Great topic, Bryce! I do like the ones you mentioned. Another name I've a fondness for is "Candidate for Crime," but then it's my favorite episode, so I am probably biased.
For my vote against, and while I realize it's an homage, I have never liked the title "Sex and the Married Detective" for some reason that I cannot adequately explain. Maybe it's just that it's wordy and awkward. In that same vein are "Caution: Murder Can Be Hazardous to Your Health" and "Bye-Bye...". Really wordy ones that don't exactly roll off the tongue. :)
I agree with you, Grant. It seems as though they could have come up with a more poetic title, especially since the murderer himself is a poet! Also, that same writer (Howard Burk, I believe?) had come up with a title so rich in meaning before, with "By Dawn's Early Light".
I'd never thought about that, Lorenzo! Thanks for the insight; I can certainly appreciate that title better now.
Wendy, I couldn't agree more about those unwieldy titles. Particularly "The Bye Bye etc"; I mean, how do the words "bye bye" and "sky high" even relate to the story?! Of course, I guess one could imagine that "sky high" is perhaps referring to the heightened theatrics in the episode?
Bryce, I'm not especially defending the longest title, but to break it down, I believe I'd parse the middle phrase as "sky high IQ" -- so what is very high, is the IQ of the victim. Also of the killer and the witnesses, but it's the victim that presumably we are saying "bye-bye" to. So the title may be silly or unneccessary, but it's not totally nonsensical.
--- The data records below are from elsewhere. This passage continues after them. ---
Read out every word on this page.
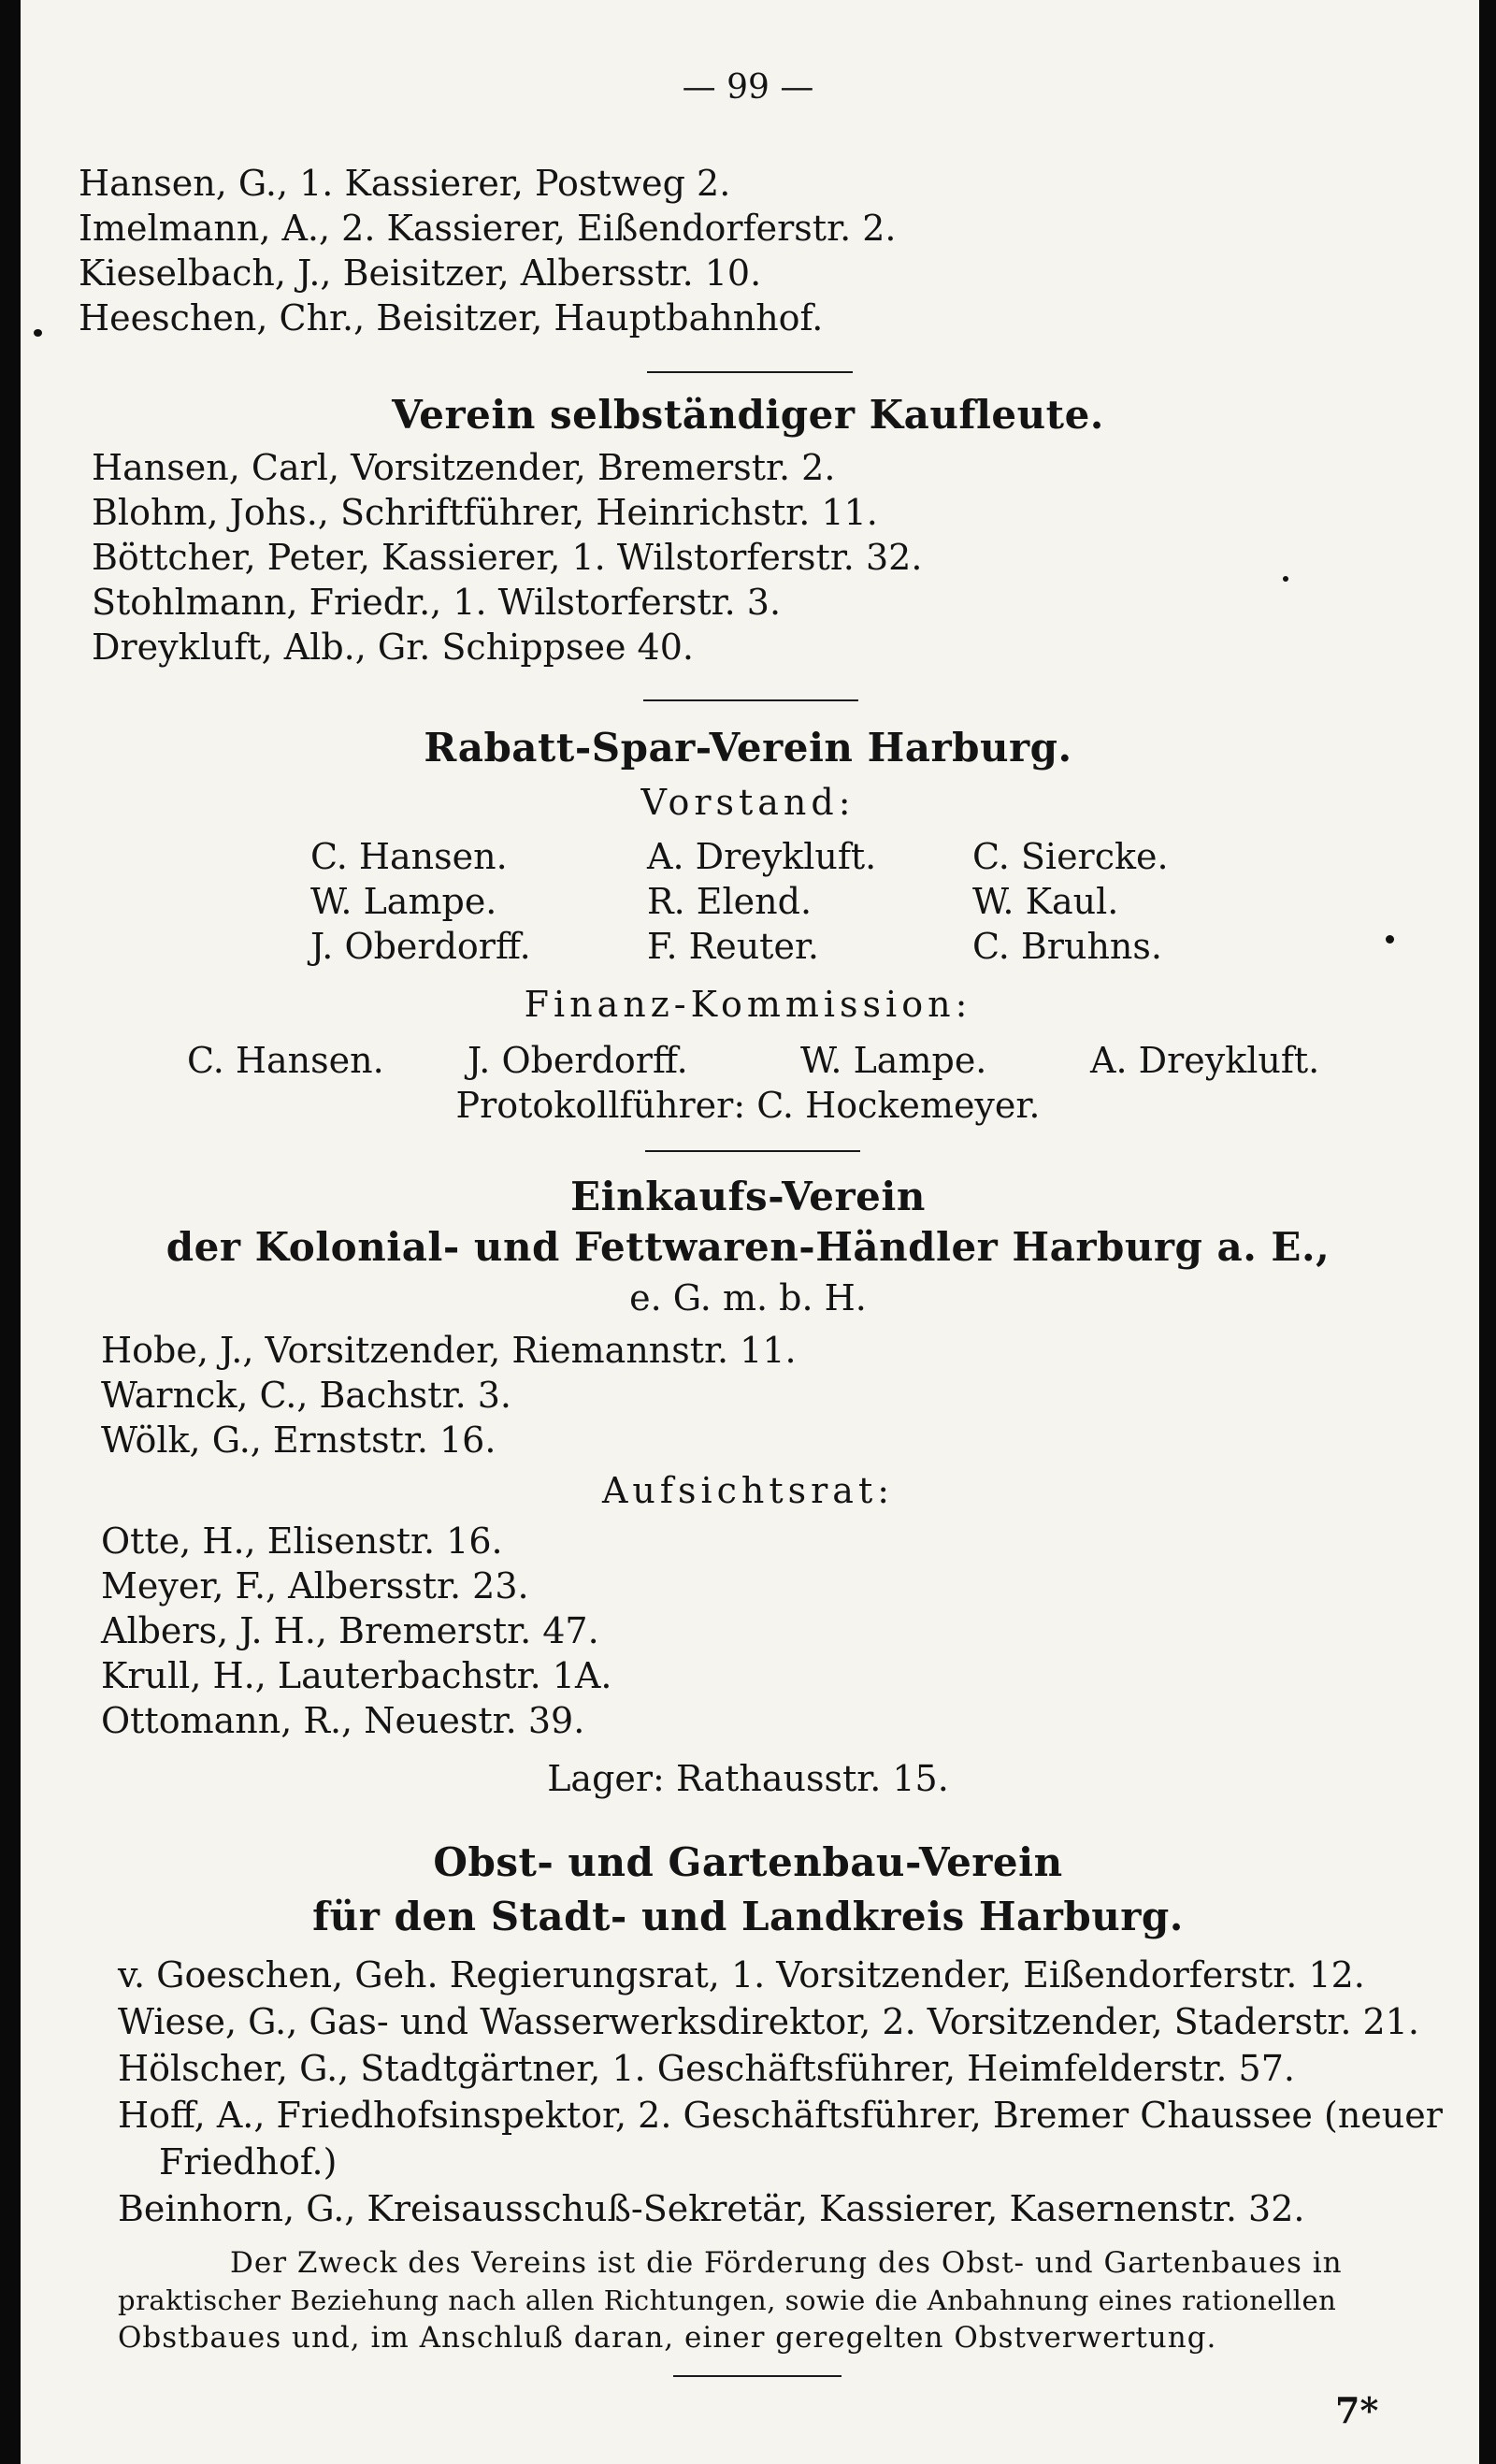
— 99 —
Hansen, G., 1. Kassierer, Postweg 2.
Imelmann, A., 2. Kassierer, Eißendorferstr. 2.
Kieselbach, J., Beisitzer, Albersstr. 10.
Heeschen, Chr., Beisitzer, Hauptbahnhof.
Verein selbständiger Kaufleute.
Hansen, Carl, Vorsitzender, Bremerstr. 2.
Blohm, Johs., Schriftführer, Heinrichstr. 11.
Böttcher, Peter, Kassierer, 1. Wilstorferstr. 32.
Stohlmann, Friedr., 1. Wilstorferstr. 3.
Dreykluft, Alb., Gr. Schippsee 40.
Rabatt-Spar-Verein Harburg.
Vorstand:
C. Hansen.	A. Dreykluft.	C. Siercke.
W. Lampe.	R. Elend.	W. Kaul.
J. Oberdorff.	F. Reuter.	C. Bruhns.
Finanz-Kommission:
C. Hansen. J. Oberdorff.	W. Lampe.	A. Dreykluft.
Protokollführer: C. Hockemeyer.
Einkaufs-Verein
der Kolonial- und Fettwaren-Händler Harburg a. E.,
e. G. m. b. H.
Hobe, J., Vorsitzender, Riemannstr. 11.
Warnck, C., Bachstr. 3.
Wölk, G., Ernststr. 16.
Aufsichtsrat:
Otte, H., Elisenstr. 16.
Meyer, F., Albersstr. 23.
Albers, J. H., Bremerstr. 47.
Krull, H., Lauterbachstr. 1A.
Ottomann, R., Neuestr. 39.
Lager: Rathausstr. 15.
Obst- und Gartenbau-Verein
für den Stadt- und Landkreis Harburg.
v. Goeschen, Geh. Regierungsrat, 1. Vorsitzender, Eißendorferstr. 12.
Wiese, G., Gas- und Wasserwerksdirektor, 2. Vorsitzender, Staderstr. 21.
Hölscher, G., Stadtgärtner, 1. Geschäftsführer, Heimfelderstr. 57.
Hoff, A., Friedhofsinspektor, 2. Geschäftsführer, Bremer Chaussee (neuer
Friedhof.)
Beinhorn, G., Kreisausschuß-Sekretär, Kassierer, Kasernenstr. 32.
Der Zweck des Vereins ist die Förderung des Obst- und Gartenbaues in
praktischer Beziehung nach allen Richtungen, sowie die Anbahnung eines rationellen
Obstbaues und, im Anschluß daran, einer geregelten Obstverwertung.
7*
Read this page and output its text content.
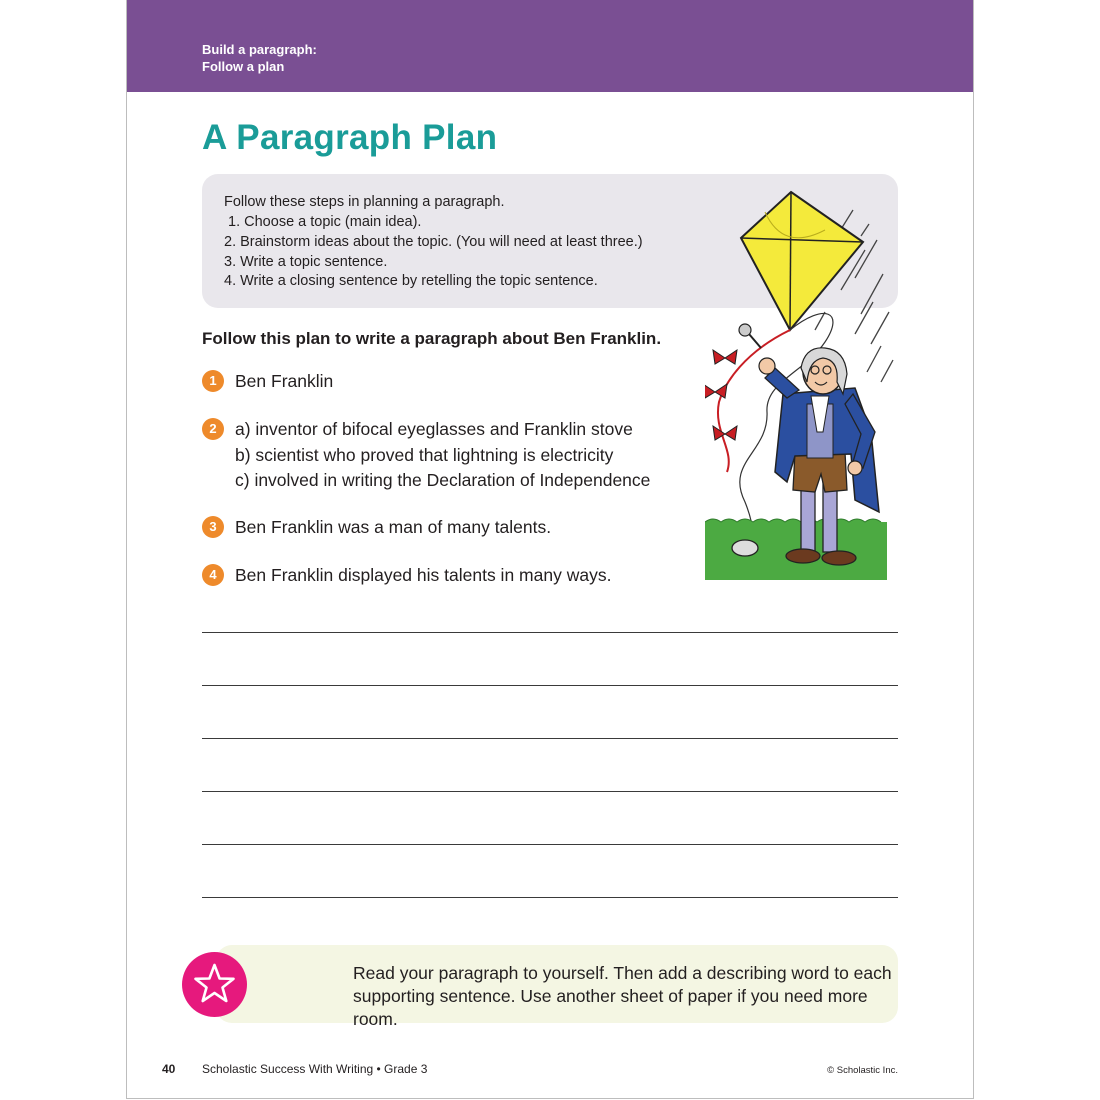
Build a paragraph:
Follow a plan
A Paragraph Plan
Follow these steps in planning a paragraph.
1. Choose a topic (main idea).
2. Brainstorm ideas about the topic. (You will need at least three.)
3. Write a topic sentence.
4. Write a closing sentence by retelling the topic sentence.
Follow this plan to write a paragraph about Ben Franklin.
1	Ben Franklin
2	a) inventor of bifocal eyeglasses and Franklin stove
b) scientist who proved that lightning is electricity
c) involved in writing the Declaration of Independence
3	Ben Franklin was a man of many talents.
4	Ben Franklin displayed his talents in many ways.
Read your paragraph to yourself. Then add a describing word to each
supporting sentence. Use another sheet of paper if you need more room.
40 Scholastic Success With Writing • Grade 3	© Scholastic Inc.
Thanks for that insight, Ted! In all the years I've been reading or hearing that title, I never connected "bye bye", "sky high", and "IQ" in that way, but now that you mention it, it makes perfect sense. I'd also like to reiterate my appreciation for Lorenzo's suggestion about a possible meaning for "How to Dial a Murder"; that's another connection I had never made, but again, it now seems an obvious reference.
"Ransom etc" is a great title, David, I agree. It's one of the few that's intriguing all by itself, with the seemingly irrationality it suggests. I think that's a really good quality for a title to have; sort of suggesting something vague and mysterious, then having it understood only after seeing what the episode's actually about.